Hoje, apesar de todas as garrafas com bilhetes lançados na noite, continuo ainda sem gás para cozinhar. Por isso, fogão à lenha! Com direito até a sobremesa: uma delicada banana, no ponto como gosto, a casca já toda pintada, diretamente na chapa do fogão, inteira. Quando descasquei a banana, tinha o cheiro de infância, tinha cara de infância, meio feiosa, dourada e branca, caramelizada no seu próprio açúcar. Mesmo assim, despejei um pouco de geléia de cravo e canela e creme de leite fresco. Depois do último gole de vinho, foi a melhor coisa da noite.
Mas é difícil qualificar assim as coisas. O fogão simplesmente aceso, sem nem cozinhar nada, já era tão bom por me esquentar ao mesmo tempo em que defumava a casa levemente, misturando o cheiro da lenha queimando com a banana assada. O fogo aceso foi outro prêmio. É tão lindo, hipnótico e crepitante que já é uma diversão em si. Uma taça de vinho para espantar o frio – que gosto também – acompanhando fatias de pão integral aquecidas com manteiga de alho para acompanhar um queijo - mas não é qualquer queijo – um queijo que fiz apenas de esperar por ele. Um queijo que se fez sozinho de leite bom escorrido e salgado tenuemente.

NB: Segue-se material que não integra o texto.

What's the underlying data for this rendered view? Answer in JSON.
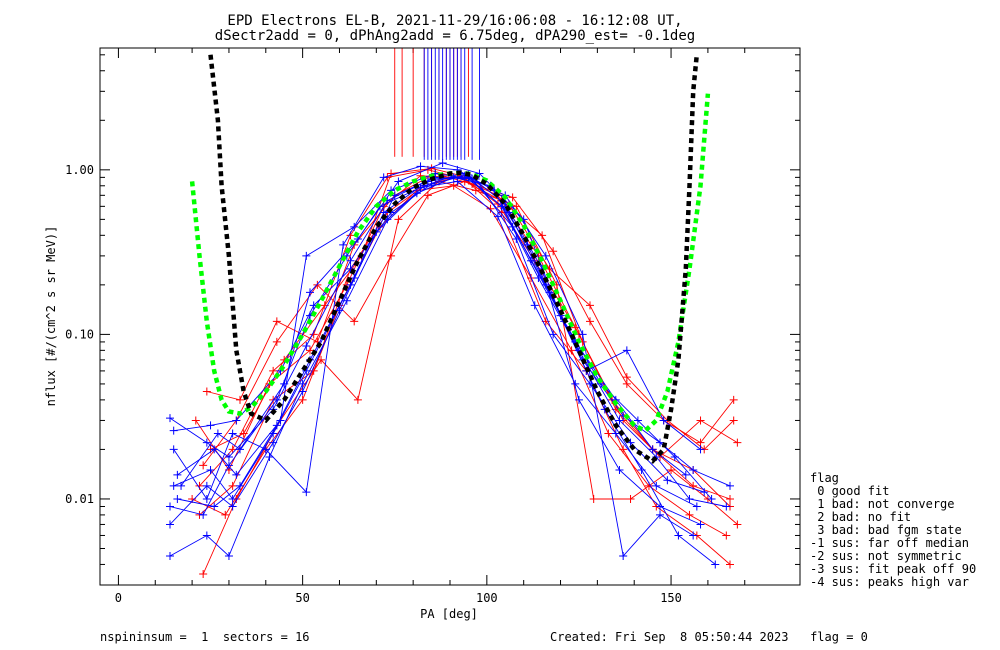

Foi por esse motivo que mudei de cidade, de trabalho, de vida. Para poder viver noites como a de hoje. E naquela época eu jamais imaginara que viveria assim. Acho que em geral a gente mira no que vê e acerta no que não vê. Eu procurava significados. Procurava algo para dizer que era viva. Que minha existência fazia sentido. Que eu podia fazer diferença. Na verdade, isso mais se parecia com um olimpo, um paraíso, um ideal de sonho. Era como ser herói de meu próprio destino, dona do meu nariz. Enfim, essas coisas inúteis, externas e passageiras como a idade que se tem.
É que o sentido das coisas vem sempre depois delas. Na hora em que se vive, apenas se vive. Sente, chora, gosta, não gosta, quer mais, esquece, ama. Quem sabe dizer na hora que está ali, com meio corpo para fora do parapeito da janela, que estava com medo, que não sabia, mas que queria ter ido, queria ter partido, queria não ter perdido o trem. Quem sabe na hora que está errando, instantaneamente, consciente, que era um erro? E quando soube, quanto isso lhe deixou de sofrer?
Eu não sei. Mas reconheço que meu esforço foi recompensado. Porque cheguei mais cedo em casa e pude coletar garras de pinheiro e trazer para dentro de casa um bocado de lenha. Não cozinhei, no entanto. Hoje tive noção do que é comer por gula. Apenas por uma atitude estética. O fogo pedia comida e eu não podia desperdiçá-lo. O queijo pedia pão dourado e não pude dizer não. Não era fome na verdade. Não tinha a menor necessidade. Foi um dar-se de graça, como as flores, como a arte. A arte de saber receber.